I'm new to Python and I would much appreciate any tips and hints on how to locate common substring across a column of my dataframe.
I have a dataset with video-channels and users who watched videos there, and I want to find out which channels share the same audience and locate the IDs of the watchers.
My data looks like this:
d = {'channel':[1, 2, 3], 'users':[['uid01', 'uid03'], ['uid02', 'uid03', 'uid07'], ['uid06', 'uid01']]}
df = pd.DataFrame(data=d)
Indeed the number of IDs is much higher, going up to several hundreds for most of the channels. The number of channels is limited to just 9.
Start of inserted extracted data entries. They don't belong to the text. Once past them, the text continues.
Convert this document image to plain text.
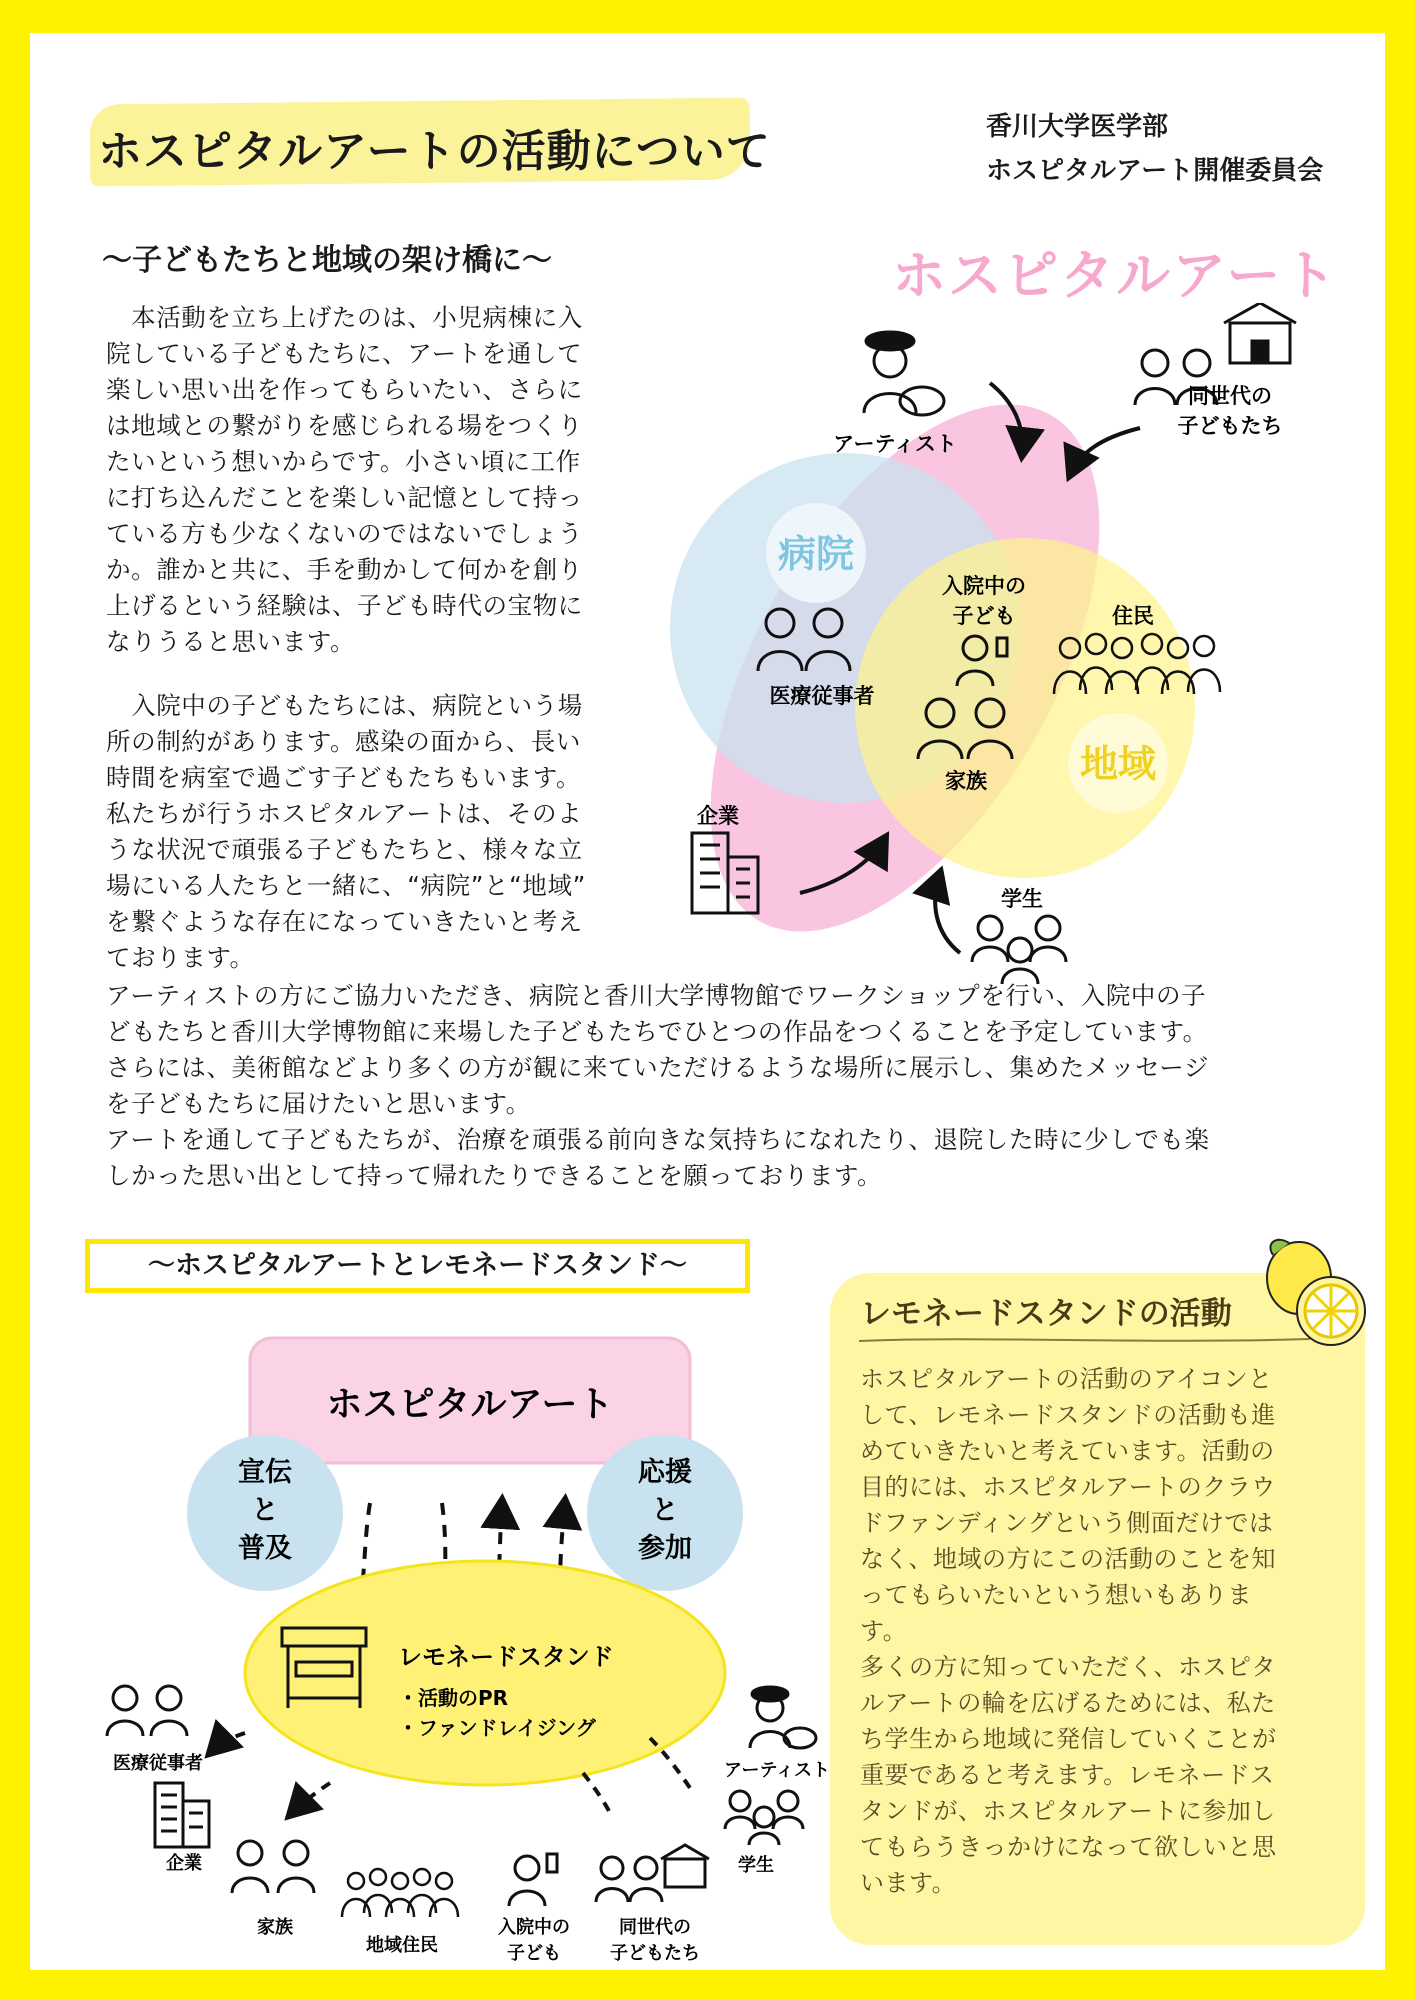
ホスピタルアートの活動について	香川大学医学部
ホスピタルアート開催委員会
〜子どもたちと地域の架け橋に〜
　本活動を立ち上げたのは、小児病棟に入
院している子どもたちに、アートを通して
楽しい思い出を作ってもらいたい、さらに
は地域との繋がりを感じられる場をつくり
たいという想いからです。小さい頃に工作
に打ち込んだことを楽しい記憶として持っ
ている方も少なくないのではないでしょう
か。誰かと共に、手を動かして何かを創り
上げるという経験は、子ども時代の宝物に
なりうると思います。
　入院中の子どもたちには、病院という場
所の制約があります。感染の面から、長い
時間を病室で過ごす子どもたちもいます。
私たちが行うホスピタルアートは、そのよ
うな状況で頑張る子どもたちと、様々な立
場にいる人たちと一緒に、“病院”と“地域”
を繋ぐような存在になっていきたいと考え
ております。
アーティストの方にご協力いただき、病院と香川大学博物館でワークショップを行い、入院中の子
どもたちと香川大学博物館に来場した子どもたちでひとつの作品をつくることを予定しています。
さらには、美術館などより多くの方が観に来ていただけるような場所に展示し、集めたメッセージ
を子どもたちに届けたいと思います。
アートを通して子どもたちが、治療を頑張る前向きな気持ちになれたり、退院した時に少しでも楽
しかった思い出として持って帰れたりできることを願っております。
ホスピタルアート
病院
地域
アーティスト
同世代の
子どもたち
医療従事者
入院中の
子ども
家族
住民
企業
学生
〜ホスピタルアートとレモネードスタンド〜
ホスピタルアート
宣伝
と
普及
応援
と
参加
レモネードスタンド
・活動のPR
・ファンドレイジング
医療従事者
企業
家族
地域住民
入院中の
子ども
同世代の
子どもたち
アーティスト
学生
レモネードスタンドの活動
ホスピタルアートの活動のアイコンと
して、レモネードスタンドの活動も進
めていきたいと考えています。活動の
目的には、ホスピタルアートのクラウ
ドファンディングという側面だけでは
なく、地域の方にこの活動のことを知
ってもらいたいという想いもありま
す。
多くの方に知っていただく、ホスピタ
ルアートの輪を広げるためには、私た
ち学生から地域に発信していくことが
重要であると考えます。レモネードス
タンドが、ホスピタルアートに参加し
てもらうきっかけになって欲しいと思
います。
I expect to have separate columns for each channel, with values represented by IDs of the users who watched both of the channels. The expected result is like this:
result = {'channel':[1, 2, 3],
'users':[['uid01, uid03'], ['uid02', 'uid03', 'uid07'], ['uid06', 'uid01']],
'1': [['uid01', 'uid03'], ['uid03'], ['uid01']],
'2': [['uid03'], ['uid02', 'uid03', 'uid07'], []],
'3': [['uid01'], [], ['uid06', 'uid01']]}
df_result = pd.DataFrame(data=result)
My instant idea was to solve it with intersection of sets, but I'm at loss about the way I should do it. So far all I managed to achieve is a function to add a single column:
def intersection(df, c):
intersecting= []
for n in range(0, 3):
intersecting.append(set(df.users[n]).intersection(df.users[c]))
col = np.array(intersecting)
df['1'] = col
return df
However this function only works when I call it directly as a standalone function, and fails to execute when I use it with Pandas apply()
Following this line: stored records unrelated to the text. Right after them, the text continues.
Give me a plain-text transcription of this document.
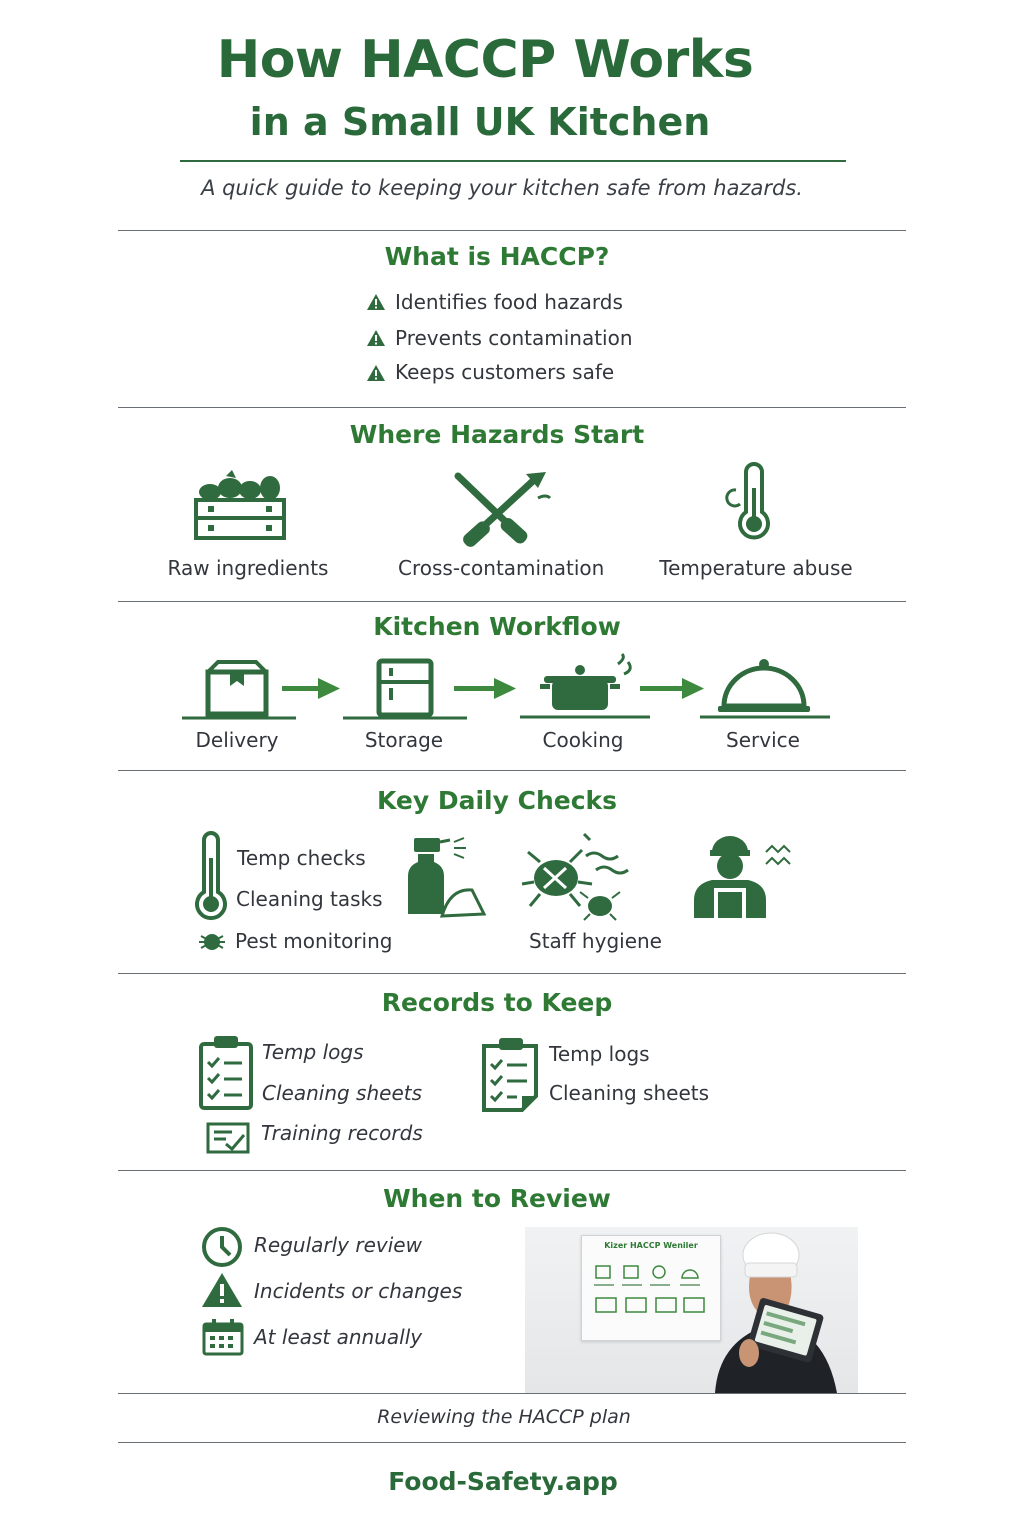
How HACCP Works
in a Small UK Kitchen
A quick guide to keeping your kitchen safe from hazards.
What is HACCP?
Identifies food hazards
Prevents contamination
Keeps customers safe
Where Hazards Start
Raw ingredients	Cross-contamination	Temperature abuse
Kitchen Workflow
Delivery	Storage	Cooking	Service
Key Daily Checks
Temp checks
Cleaning tasks
Pest monitoring	Staff hygiene
Records to Keep
Temp logs
Cleaning sheets
Training records
Temp logs
Cleaning sheets
When to Review
Regularly review
Incidents or changes
At least annually
Kizer HACCP Weniler
Reviewing the HACCP plan
Food-Safety.app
. I would much appreciate your suggestions!
CodePudding user response:
You want to create a new column for every row of the original dataframe, so the most straightforward approach is to iterate over the rows and create these new columns one by one:
for c, u in zip(df.channel, df.users):
df[str(c)] = df.users.apply(lambda x: sorted(list(set(x).intersection(set(u)))))